Some however, choose not to return, and yet they keep on investing in the Indian economy, exponentially increasing their wealth in a relatively short period of time. However, the rules are much stringent today than what they used to be and now NRIs have to keep in mind some pertinent legal factors as they invest in real estate in India.
Why are NRIs interested in investing in India?
Even in 2018, investing in the Indian real estate was quite fruitful for NRIs. The NRI population itself has grown quite rapidly in the last decade or so, after more and more Indians have travelled abroad due to their corporate jobs. Reports estimate that there are about 12 million NRIs in all, across various countries over the world. However, instead of investing abroad, they are more attracted to the Indian market for investments, something which might strike you as unusual, considering India is still a developing country. The reason for this is however, a higher currency valuation and better social infrastructure coupled with improved standards of living. This has at least made it possible for NRIs to live at par with global peers in India now. Also, the improved transparency in the realty market courtesy RERA and GST has also drawn several NRI investors to the domestic housing sector.
Not just NRIs, but also Persons of Indian Origin or PIOs, and Overseas Citizens of India or OCIs are thinking of buying their second homes or other property back in their own country. This practice is slowly gaining momentum and since prices have also bottomed out to an extent, it is a good time for them to invest as well.
It can be seen that NRIs can gain a lot from such price appreciation and there are other factors like tax regulations which have been considerably modulated in favor of this sizable investment group. The weakening of the rupee and the low property prices are an added advantage for them.
Legal Factors that NRIs need to be aware of
NRIs need to be aware of the Foreign Exchange ACT or FEMA of 1999, which stated that an NRI is also a PIO or an Indian citizen, by virtue of birth.
NRIs wishing to invest should have certain documents in place before they go about the process of purchasing a property. According to the updated KYC rules, an NRI should be able to submit a copy of the passport, which has the address, date of birth, and photo of the person.
Next, a copy of his/her PAN card also needs to be submitted. There should also be documents which bear the person’s overseas address, either a permanent or a corresponding one. The good news for them is that they do not need any permission from the RBI to open, maintain and hold the accounts with any authorized dealer who may also have the permission to deal with foreign exchange. However, the title documents should include a title certificate as well as a No Dues Certificate from the lawyer. Lands and Revenue records about the land in question also have to be duly acquired as well as all the earlier title deeds.
Permission is also not needed by the NRIs from Reserve Bank of India to hold or maintain an NRO account through which they can make foreign transactions. The real estate investments, however, must be carried out through an NRO or an NRE account. The foreign currency notes and the traveler’s cheques will not be approved though.

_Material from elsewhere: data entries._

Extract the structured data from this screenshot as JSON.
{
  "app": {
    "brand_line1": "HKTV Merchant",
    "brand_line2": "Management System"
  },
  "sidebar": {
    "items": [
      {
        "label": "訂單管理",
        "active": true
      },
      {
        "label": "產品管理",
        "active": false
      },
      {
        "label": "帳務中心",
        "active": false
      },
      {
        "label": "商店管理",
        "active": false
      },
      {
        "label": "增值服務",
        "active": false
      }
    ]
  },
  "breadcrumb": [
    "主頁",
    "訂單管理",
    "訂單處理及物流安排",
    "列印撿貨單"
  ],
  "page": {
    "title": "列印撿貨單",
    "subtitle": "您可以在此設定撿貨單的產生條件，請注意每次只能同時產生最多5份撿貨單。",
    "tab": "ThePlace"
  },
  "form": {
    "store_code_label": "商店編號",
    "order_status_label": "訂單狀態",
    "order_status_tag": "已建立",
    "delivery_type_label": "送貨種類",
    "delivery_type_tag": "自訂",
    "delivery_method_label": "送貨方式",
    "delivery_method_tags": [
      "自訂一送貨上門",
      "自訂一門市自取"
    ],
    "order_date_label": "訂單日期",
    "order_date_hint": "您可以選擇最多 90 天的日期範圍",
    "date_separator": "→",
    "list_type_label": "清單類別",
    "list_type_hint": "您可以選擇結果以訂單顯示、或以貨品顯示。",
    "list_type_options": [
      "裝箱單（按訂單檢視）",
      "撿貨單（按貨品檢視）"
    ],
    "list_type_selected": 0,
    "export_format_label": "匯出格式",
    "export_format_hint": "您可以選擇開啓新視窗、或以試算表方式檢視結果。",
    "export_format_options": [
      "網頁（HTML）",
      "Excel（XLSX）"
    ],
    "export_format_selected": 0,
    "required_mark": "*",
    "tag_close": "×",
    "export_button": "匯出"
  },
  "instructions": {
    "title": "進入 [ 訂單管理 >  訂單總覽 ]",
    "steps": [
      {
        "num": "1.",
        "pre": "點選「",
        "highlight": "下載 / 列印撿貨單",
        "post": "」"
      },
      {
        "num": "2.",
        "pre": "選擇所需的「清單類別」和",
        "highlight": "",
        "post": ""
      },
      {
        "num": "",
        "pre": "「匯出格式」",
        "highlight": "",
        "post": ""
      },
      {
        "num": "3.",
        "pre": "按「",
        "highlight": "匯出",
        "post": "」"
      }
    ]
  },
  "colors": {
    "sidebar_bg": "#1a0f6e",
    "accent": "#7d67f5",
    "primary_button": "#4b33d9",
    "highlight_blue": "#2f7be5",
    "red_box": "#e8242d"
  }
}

Other vital factors worth keeping in mind
There is also no restriction as such with regards to the nature of the property one owns. It can be a plot or a house and it can be either purchased or gifted by an Indian resident or from a person who has been residing outside India but who is also a PIO or an Indian citizen residing out of India. What they cannot own however, are farmhouse plantation properties or agricultural lands.
It will actually be helpful for the NRIs if they acquire the services of a Chartered Accountant and also a lawyer who are well versed with the rules and laws of overseas property transactions. This would be a safe way to stay away from any kind of legal glitches, many of which could arise simply due to ignorance and not being well versed with the laws of the land. NRIs can also opt for home loans from banks that are permitted to loan out to NRIs, provided all the documents have been provided and they have been verified.
If these factors are kept in mind, and all the procedures are duly followed, then it is possible for NRIs to invest in properties without any problems at all. In fact, this has been a huge reason why NRIs are investing back in India with renewed vigor.